The chemical turned out to be hydrogen sulfide gas. We don't know if the initial victim intentionally or accidentally exposed himself to that chemical, but we do know that it triggered a massive domino effect that lasted for hours.

The emergency started at a home on Yucca Avenue in San Jose where Ann Herrera lives with her 19-year-old son John. Police say the mother called 911.

"With the young man, we only had that he was unconscious and with the officers that were exposed they were complaining of respiratory problems," said Capt. Barry Stallard from the San Jose Police Department.
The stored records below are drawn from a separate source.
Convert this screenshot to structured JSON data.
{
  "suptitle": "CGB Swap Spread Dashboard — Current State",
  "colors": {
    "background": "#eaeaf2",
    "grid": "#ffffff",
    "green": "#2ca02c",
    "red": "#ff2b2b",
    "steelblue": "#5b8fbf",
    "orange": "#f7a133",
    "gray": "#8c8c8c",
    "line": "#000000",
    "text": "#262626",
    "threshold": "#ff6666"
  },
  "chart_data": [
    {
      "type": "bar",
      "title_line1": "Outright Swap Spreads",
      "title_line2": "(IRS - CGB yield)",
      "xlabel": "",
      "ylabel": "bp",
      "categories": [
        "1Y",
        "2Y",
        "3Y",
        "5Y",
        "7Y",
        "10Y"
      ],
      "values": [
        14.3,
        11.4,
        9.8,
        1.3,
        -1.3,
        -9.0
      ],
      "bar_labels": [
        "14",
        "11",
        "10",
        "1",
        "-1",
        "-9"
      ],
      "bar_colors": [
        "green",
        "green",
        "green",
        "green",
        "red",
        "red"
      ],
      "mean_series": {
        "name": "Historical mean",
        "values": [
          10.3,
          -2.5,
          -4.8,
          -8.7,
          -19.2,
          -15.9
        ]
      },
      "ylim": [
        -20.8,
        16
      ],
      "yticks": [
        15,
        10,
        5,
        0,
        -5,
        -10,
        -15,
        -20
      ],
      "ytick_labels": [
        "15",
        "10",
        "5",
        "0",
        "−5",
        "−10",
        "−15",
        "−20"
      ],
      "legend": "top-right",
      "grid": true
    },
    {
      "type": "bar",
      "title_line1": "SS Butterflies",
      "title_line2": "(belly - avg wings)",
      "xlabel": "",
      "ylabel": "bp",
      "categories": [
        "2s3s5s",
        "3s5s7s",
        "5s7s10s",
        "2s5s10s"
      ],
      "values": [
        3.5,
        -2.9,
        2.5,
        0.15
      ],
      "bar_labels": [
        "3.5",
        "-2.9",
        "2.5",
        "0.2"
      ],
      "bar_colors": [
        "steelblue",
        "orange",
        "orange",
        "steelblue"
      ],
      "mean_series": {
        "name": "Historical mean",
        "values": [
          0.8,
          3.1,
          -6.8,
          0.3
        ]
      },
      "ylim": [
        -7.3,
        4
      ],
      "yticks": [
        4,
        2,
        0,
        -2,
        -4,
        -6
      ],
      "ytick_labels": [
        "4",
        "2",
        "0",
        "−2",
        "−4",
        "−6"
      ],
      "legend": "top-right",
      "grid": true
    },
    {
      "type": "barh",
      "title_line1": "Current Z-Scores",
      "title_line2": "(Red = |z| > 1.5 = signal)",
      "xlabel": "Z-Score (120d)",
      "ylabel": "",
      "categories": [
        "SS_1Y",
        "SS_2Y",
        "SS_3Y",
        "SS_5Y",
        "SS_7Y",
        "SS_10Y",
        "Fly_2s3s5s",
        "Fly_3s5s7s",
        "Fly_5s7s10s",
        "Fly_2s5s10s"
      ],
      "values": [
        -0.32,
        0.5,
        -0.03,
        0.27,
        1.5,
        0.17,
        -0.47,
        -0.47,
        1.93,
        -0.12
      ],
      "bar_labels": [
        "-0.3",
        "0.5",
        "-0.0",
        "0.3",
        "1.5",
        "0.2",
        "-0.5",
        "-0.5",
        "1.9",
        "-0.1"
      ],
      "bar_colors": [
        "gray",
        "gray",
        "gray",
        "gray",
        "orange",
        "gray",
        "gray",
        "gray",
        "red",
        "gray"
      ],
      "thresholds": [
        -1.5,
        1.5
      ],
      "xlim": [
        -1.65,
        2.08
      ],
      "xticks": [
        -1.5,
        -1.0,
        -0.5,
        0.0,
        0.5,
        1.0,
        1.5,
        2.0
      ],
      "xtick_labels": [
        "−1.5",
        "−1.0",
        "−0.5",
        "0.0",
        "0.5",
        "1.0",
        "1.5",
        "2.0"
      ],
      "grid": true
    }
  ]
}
Shortly after the victim was brought to Valley Medical Center, the entire emergency department was shut down. There was a fear the dangerous chemical at the house was now inside the ER.

"When you don't know what it is and you have the potential to something serious and life threatening you have to act like it something that's serious and life threatening," said Valley Medical Center spokesperson Joy Alexiou.

A total of 93 people were considered at risk, including 34 patients in the emergency room, 12 visitors and three dozen hospital staff.

"Once they found out I was contaminated or possibility contaminated, they directed me to the scene and that's where I spent most of my day," said Valley Medical Center worker Adam Casrez.

People were stripped of their clothing, washed down with soap and cold water and put into clean scrubs.

"When you see all the NASA suits and doing decontamination. I am not really used to seeing that," said a patient's mother Carlos Pena.

While the dramatic scene played out at Valley Medical Center, the hazmat team on Yucca Avenue determined the chemical at the house was a hydrogen sulfide gas.

"The deal with hydrogen sulfide gas is it's only dangerous in that immediate area. Once you get a few feet away from it, there's no danger," said Captain Steve Alvarado from the San Jose Fire Department.

The extra precautions were quickly lifted, people who were not decontaminated were allowed to leave and the ER was re-opened.

"It was a process that was necessary, I mean I'm not going to say it was a waste of my time because if in fact it was hazardous, I'm glad I went through the process," said Casrez.

The 19-year-old victim is in critical condition. All of the emergency room at Valley Medical Center was shut down for about five hours.